🤖 AI Summary
This work addresses the limitations of autoregressive text-to-speech (TTS) models—namely slow inference, error propagation, and hallucination—stemming from their sequential generation of discrete speech tokens. The authors propose a lightweight conversion framework based on LoRA fine-tuning that transforms a pretrained autoregressive TTS model into a discrete diffusion language model, augmented with a confidence-driven non-autoregressive decoding mechanism. Local acoustic context modeling is enhanced via convolutional modules, while a time-shifted sampling schedule and a 1/t-weighted training objective jointly overcome the left-to-right generation constraint. Evaluated on only 585 hours of LibriTTS data, the model achieves a word error rate (WER) of 1.75%, yields a 3.3× speedup in inference, produces more accurate alignments, significantly suppresses hallucinations, and improves decoding confidence.
📝 Abstract
Autoregressive (AR) text-to-speech (TTS) models generate discrete speech tokens sequentially, which makes inference slow and can degrade robustness by propagating local errors and hallucinations. This limitation stems from their left-to-right AR commitment: each token must be determined before future speech-token context is available. However, such ordering is not an inherent requirement for TTS, as the full input text is available before synthesis.

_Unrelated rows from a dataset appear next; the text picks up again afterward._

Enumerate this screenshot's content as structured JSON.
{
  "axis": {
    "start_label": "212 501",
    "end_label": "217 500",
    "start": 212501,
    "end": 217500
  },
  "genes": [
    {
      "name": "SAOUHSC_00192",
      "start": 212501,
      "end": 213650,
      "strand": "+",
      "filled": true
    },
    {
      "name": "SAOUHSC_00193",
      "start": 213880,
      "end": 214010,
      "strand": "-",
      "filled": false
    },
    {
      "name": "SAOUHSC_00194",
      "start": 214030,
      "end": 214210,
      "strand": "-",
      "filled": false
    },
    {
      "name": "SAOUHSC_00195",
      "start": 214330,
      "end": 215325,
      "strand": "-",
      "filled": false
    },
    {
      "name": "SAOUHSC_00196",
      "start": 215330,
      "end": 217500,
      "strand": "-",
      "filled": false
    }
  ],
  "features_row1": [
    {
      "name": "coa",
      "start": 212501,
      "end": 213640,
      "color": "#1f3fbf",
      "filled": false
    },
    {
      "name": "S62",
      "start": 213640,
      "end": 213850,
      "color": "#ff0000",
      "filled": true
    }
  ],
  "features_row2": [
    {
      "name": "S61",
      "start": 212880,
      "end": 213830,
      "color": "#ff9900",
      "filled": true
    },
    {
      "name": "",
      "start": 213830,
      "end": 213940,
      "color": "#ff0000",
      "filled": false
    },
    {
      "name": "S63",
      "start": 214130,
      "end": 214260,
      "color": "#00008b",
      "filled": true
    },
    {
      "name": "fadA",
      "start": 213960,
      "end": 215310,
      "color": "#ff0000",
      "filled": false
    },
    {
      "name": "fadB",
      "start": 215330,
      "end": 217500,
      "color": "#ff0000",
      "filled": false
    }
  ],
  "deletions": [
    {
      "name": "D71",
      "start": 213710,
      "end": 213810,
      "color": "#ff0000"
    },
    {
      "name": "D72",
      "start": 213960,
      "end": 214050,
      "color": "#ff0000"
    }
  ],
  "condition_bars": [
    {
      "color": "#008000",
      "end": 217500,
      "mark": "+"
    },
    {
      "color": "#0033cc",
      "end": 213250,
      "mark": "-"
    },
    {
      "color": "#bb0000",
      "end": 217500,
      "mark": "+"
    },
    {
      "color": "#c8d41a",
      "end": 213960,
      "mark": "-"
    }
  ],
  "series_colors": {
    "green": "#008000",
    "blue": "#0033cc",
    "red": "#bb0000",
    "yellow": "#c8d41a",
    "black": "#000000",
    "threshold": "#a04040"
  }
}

In this paper, we introduce DELTA-TTS, a lightweight LoRA-based adaptation framework that converts a pretrained AR TTS model into a discrete diffusion language model (dLLM) for confidence-ordered speech-token decoding. To better capture the local structure of speech, DELTA-TTS incorporates a convolution module that injects local acoustic context, together with a $1/t$-weighted training objective and a time-shifted inference schedule that defer low-confidence positions to later steps. Trained on only $585$ hours of LibriTTS, DELTA-TTS achieves a $\textbf{1.75}\%$ WER on Seed-TTS test-en, outperforming its AR backbone while generating tokens $\textbf{3.3}\times$ faster. Further analysis shows that DELTA-TTS produces sharper text--speech alignment, increases overall decoding confidence, and mitigates hallucinations observed in AR generation.